A partir de là, les trois grandes séries de questions qui se posent concernant La Grèce, la Nature et le Divin, quand on cherche à penser philosophiquement sous condition de l’œuvre de Hölderlin, c’est celle de leur statut anthropologico-ontologique exact dans la poésie hölderlinienne.
1/ Quel est le statut ontologique et éthique du divin et des dieux chez Hölderlin ? Est-ce que ce statut ontologico-éthique est assimilable à un statut théologique à proprement parler ? Quel est le statut que la poésie donne au divin ? Par ailleurs, est-ce que les dieux doivent exister (au sens propre) pour qu’on puisse affirmer qu’il y a un être du divin ? C’est la question des rapports entre l’être et l’existence dans le divin. Et enfin y-a-t-il quelque chose qu’on puisse appeler les dieux et le divin aujourd’hui ?
2/ Quel est le statut ontologico-éthique de la nature chez Hölderlin ? Y-en-a-t-il une actualisation rationnelle possible pour aujourd’hui, constituant éventuellement une réponse forte aux conceptions écologiques contemporaines de la nature ?
3/ Quel est le statut cette fois anthropologico-éthique de la Grèce antique ? Qu’est-ce qui fait que la Grèce antique constitue un garant aussi crucial et central, aussi invariant et brûlant, dans la subjectivité de Hölderlin ? Et peut-on au moins dans une certaine mesure partager aujourd’hui le rapport qu’entretenait le poète à la Grèce ?
Je rappelle qu’ici nous ne sommes pas encore entré dans l’exploration intérieure de l’espace subjectif, que nous sommes pour l’instant dans l’examen de ses bords, de son périmètre propre, et que c’est pour ça qu’on est confronté à des questions d’ordre ontologique.
Aujourd’hui, nous allons examiner la notion de divin.
LE DIVIN :
Concernant le divin, je soutiendrai qu’on a principalement affaire à une figure de disponibilité (ce sera le terme crucial) de ce qui, dans le monde, se tient en excès par rapport à l’humanité.

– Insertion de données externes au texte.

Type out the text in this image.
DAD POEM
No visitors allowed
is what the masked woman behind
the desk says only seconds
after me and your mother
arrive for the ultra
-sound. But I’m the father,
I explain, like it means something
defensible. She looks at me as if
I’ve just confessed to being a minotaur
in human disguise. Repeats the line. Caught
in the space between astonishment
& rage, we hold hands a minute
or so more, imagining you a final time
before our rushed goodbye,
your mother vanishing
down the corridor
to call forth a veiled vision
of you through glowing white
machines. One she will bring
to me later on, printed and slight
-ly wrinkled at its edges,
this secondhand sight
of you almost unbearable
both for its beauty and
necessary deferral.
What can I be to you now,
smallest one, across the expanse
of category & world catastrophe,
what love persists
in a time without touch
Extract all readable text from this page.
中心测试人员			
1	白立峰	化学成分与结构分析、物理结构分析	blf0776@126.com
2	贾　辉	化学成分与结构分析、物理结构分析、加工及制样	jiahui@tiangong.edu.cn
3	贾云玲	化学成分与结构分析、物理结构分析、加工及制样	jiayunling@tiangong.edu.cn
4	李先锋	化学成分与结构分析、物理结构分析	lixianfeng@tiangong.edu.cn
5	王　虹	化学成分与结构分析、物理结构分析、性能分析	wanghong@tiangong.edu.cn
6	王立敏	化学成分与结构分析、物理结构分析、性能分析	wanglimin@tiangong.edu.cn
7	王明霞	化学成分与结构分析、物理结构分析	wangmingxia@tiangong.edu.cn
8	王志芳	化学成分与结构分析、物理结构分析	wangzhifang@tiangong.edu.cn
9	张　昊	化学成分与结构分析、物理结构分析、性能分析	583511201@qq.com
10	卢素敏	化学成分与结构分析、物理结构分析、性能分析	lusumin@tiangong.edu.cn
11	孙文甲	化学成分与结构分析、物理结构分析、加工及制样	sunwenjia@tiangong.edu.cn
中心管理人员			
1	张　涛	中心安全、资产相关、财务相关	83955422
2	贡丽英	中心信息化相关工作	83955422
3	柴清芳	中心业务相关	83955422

L’existence des dieux, ou des Célestes comme les appelle souvent H. ne renvoie pas à l’existence d’un monde séparé du monde physique commun. Le divin est immanent, ce qui veut dire intérieur au monde, et même, en définitive, intérieur à l’humanité.
Commençons par examiner une définition du divin.
Judith Balso cite une définition par Hölderlin de « la divinité » :
« […] Ce n’est que dans la mesure où plusieurs êtres ont une sphère commune, où ils souffrent et agissent humainement, c’est-à-dire autrement que pour la seule satisfaction des besoins, c’est seulement dans cette mesure qu’ils ont une divinité commune ; et c’est seulement s’il existe une sphère où tous les hommes vivent simultanément et à laquelle les rattache un lien supérieur à celui de la satisfaction des besoins vitaux, c’est à cette seule condition qu’ils ont tous une divinité commune. »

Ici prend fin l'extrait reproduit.